-Hannah Mead, MCPP intern, 2008
I’m always baffled by Michigan’s economic improvement strategy: tax the successful businesses to subsidize unviable ones.
Commenting on new “job-creating measures,” Gov. Jennifer Granholm and Speaker of the House Andy Dillon remarked,
At a time when more job-seekers are entering the workforce, Michigan’s already battered economy is feeling the effects of a struggling national economy being driven by a crisis in the subprime market and high oil prices.
Their solution? Film incentives, tourism promotion (which focus, as my coworker regularly notes, is counteracted by our torn-up roads) and “a loan program for job creation or retention projects.”

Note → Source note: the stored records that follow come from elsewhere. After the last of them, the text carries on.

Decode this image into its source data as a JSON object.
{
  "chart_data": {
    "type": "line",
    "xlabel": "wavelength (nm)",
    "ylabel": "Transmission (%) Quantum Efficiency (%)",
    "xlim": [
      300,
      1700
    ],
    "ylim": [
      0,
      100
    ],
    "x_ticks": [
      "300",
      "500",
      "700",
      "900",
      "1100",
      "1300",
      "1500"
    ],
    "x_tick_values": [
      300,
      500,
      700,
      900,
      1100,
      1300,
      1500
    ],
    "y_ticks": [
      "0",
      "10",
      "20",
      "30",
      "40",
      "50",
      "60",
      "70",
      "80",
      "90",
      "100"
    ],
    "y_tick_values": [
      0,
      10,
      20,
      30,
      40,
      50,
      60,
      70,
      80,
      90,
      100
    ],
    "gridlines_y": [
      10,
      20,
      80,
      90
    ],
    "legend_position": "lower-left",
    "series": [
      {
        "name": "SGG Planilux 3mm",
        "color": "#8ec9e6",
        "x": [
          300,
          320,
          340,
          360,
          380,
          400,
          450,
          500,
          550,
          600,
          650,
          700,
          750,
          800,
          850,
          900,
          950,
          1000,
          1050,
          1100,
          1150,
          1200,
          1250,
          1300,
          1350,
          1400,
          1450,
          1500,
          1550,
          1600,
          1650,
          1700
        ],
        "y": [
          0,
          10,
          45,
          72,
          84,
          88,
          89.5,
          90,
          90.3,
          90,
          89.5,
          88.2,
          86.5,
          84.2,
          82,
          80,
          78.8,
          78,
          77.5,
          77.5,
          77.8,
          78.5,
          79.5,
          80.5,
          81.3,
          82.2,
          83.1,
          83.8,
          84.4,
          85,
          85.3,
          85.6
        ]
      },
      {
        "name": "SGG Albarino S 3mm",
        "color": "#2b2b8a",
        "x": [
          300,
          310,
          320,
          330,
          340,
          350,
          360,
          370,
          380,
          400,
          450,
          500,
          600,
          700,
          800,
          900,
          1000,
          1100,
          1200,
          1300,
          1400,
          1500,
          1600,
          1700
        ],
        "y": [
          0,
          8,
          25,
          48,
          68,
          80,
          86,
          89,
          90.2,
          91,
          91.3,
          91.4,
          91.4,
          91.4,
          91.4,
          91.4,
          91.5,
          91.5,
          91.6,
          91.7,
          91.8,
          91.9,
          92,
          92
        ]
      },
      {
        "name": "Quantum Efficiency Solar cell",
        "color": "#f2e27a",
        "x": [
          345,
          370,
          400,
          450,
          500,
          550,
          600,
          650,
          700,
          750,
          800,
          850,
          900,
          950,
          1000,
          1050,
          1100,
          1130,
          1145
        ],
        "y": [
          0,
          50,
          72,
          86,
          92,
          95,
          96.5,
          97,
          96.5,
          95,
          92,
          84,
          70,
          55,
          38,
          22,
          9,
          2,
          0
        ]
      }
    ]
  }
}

The Mackinac Center’s Jack McHugh provides alternative analysis of Michigan’s obscene unemployment:
It may be no coincidence that Michigan’s unemployment rate hit 8.5 percent last month, just when tens of thousands of low-skill, low-experience young people were getting out of school and hitting the job market. The unemployment figures are seasonally adjusted, but here’s something there’s no adjusting for: The startling figure was attained just a few weeks before the state minimum wage rises to $7.40 per hour.

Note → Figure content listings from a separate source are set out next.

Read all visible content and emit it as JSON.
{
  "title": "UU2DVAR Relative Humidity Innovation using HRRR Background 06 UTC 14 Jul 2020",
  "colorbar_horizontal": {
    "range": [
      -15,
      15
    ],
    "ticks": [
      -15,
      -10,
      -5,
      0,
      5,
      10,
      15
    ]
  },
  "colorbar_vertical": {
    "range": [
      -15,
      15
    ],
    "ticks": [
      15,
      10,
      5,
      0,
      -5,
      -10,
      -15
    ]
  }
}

…Fact is, these youngsters are just less productive than those with a few years under their belts, and many employers figure they just won’t add $7.40 worth of value to an operation. So rather work 40 hours a week at $5.75 or $6.50, these low-skill workers get to work zero-hours at $7.40.

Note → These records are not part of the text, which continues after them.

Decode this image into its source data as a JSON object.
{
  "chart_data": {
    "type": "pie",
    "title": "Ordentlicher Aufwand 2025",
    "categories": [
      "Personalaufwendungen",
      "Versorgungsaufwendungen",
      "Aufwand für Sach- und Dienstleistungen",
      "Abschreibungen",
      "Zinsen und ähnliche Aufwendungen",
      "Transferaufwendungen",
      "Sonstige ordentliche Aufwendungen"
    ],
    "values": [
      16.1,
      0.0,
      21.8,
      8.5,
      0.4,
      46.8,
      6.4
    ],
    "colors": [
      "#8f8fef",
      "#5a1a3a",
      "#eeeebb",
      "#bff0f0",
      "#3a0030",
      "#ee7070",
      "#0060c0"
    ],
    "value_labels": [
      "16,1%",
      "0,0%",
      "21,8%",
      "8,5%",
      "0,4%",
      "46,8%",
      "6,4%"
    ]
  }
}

On the other hand, those young, low-skilled employees can be had for just 85% of the minimum wage, so their minimum wage will be increasing to $6.29 next week. When I worked retail (a job that doesn’t require a whole lot beyond the most basic math, hygiene, and interpersonal skills), we were actively recruiting the high school kids in the summer. There’s not a whole lot of difference in output between an 18-year-old recent grad and a 17-year-old rising senior, but the younger kid is a lot cheaper to hire.
Of course, this is hitting the college-aged population the hardest.